Knowing the town has an above average rate of drone reports wouldn't be dispositive. Instead, it would be one bit of evidence to help us weigh competing theories and incline us towards one conclusion or another.

Of course, the other thing it could show is evidence of Vice's conclusion. If this town had roughly the average number of false reports or was even a modest outlier, then that would help reinforce the "no such drones" position.


Learn about mass hysteria. This is exactly what happens. It's very easy for our brains to misinterpret things to match our expectations. If you believe there are swarms of drones you'll see them in things that aren't drones.


I have read about mass hysteria and it doesn't seem plausible to me.

If this were a crowd of people witnessing something and jumping to a strange conclusion where their beliefs were reinforced by each other's behavior - e.g. we both hear a car backfire, you look scared so I start to run and before you know it we're all talking about how we survived a mass shooting, then sure, I'd accept mass hysteria.

This is very different. It is many independent people over many days making reports of strange, but completely natural phenomenon. Nobody is seeing vampires, they are witnessing drones do the kind of things drones do. That a government agency can't find evidence of illegal drone activity after the fact is interesting, but it's absurd to conclude that this is mass hysteria.

If I flew a drone over you at night, and the police showed up a month later to inspect and found no evidence, would you believe that you had been suffering from mass hysteria?


No, but just because someone says something happened "independently" doesn't mean it was/is.

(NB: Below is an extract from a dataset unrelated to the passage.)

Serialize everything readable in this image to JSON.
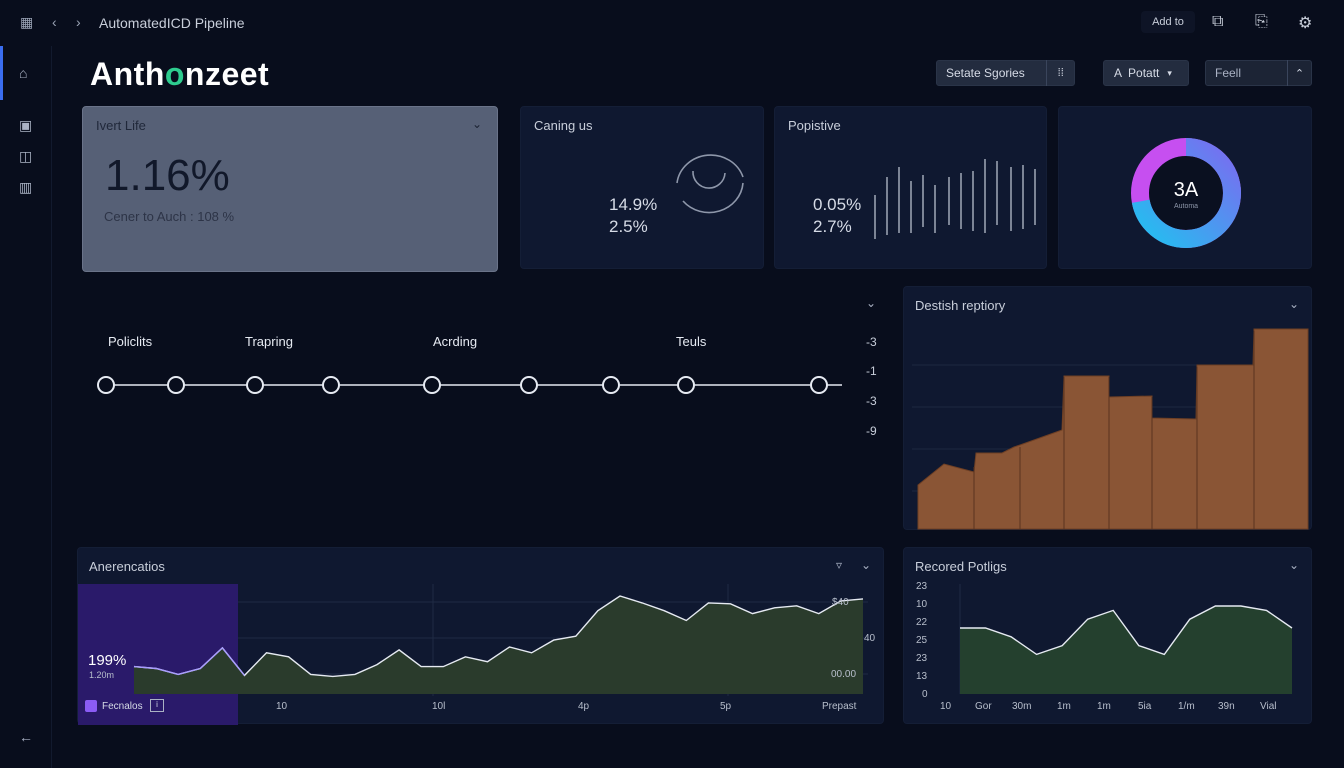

Well, this is Vice we're talking about. It's a tabloid dedicated to sensationalism, prurience, and cynicism. Don't look to them for high quality journalism or analysis.


From the article in brackets to perserve their quoting: [CDPS “confirmed no incidents involving criminal activity, nor have investigations substantiated reports of suspicious or illegal drone activity.” In other words, they found nothing.]

"They found nothing" is not other words for what the article quoted. Maybe the found something that was not criminal, suspicious or illegal, but still more interesting than stars and airplaines, and they aren't telling.


A person is smart, people are dumb panicky animals and you know it. And they panic the most when secrets need to be kept secret.


Eye witness testimony is the lowest form of evidence.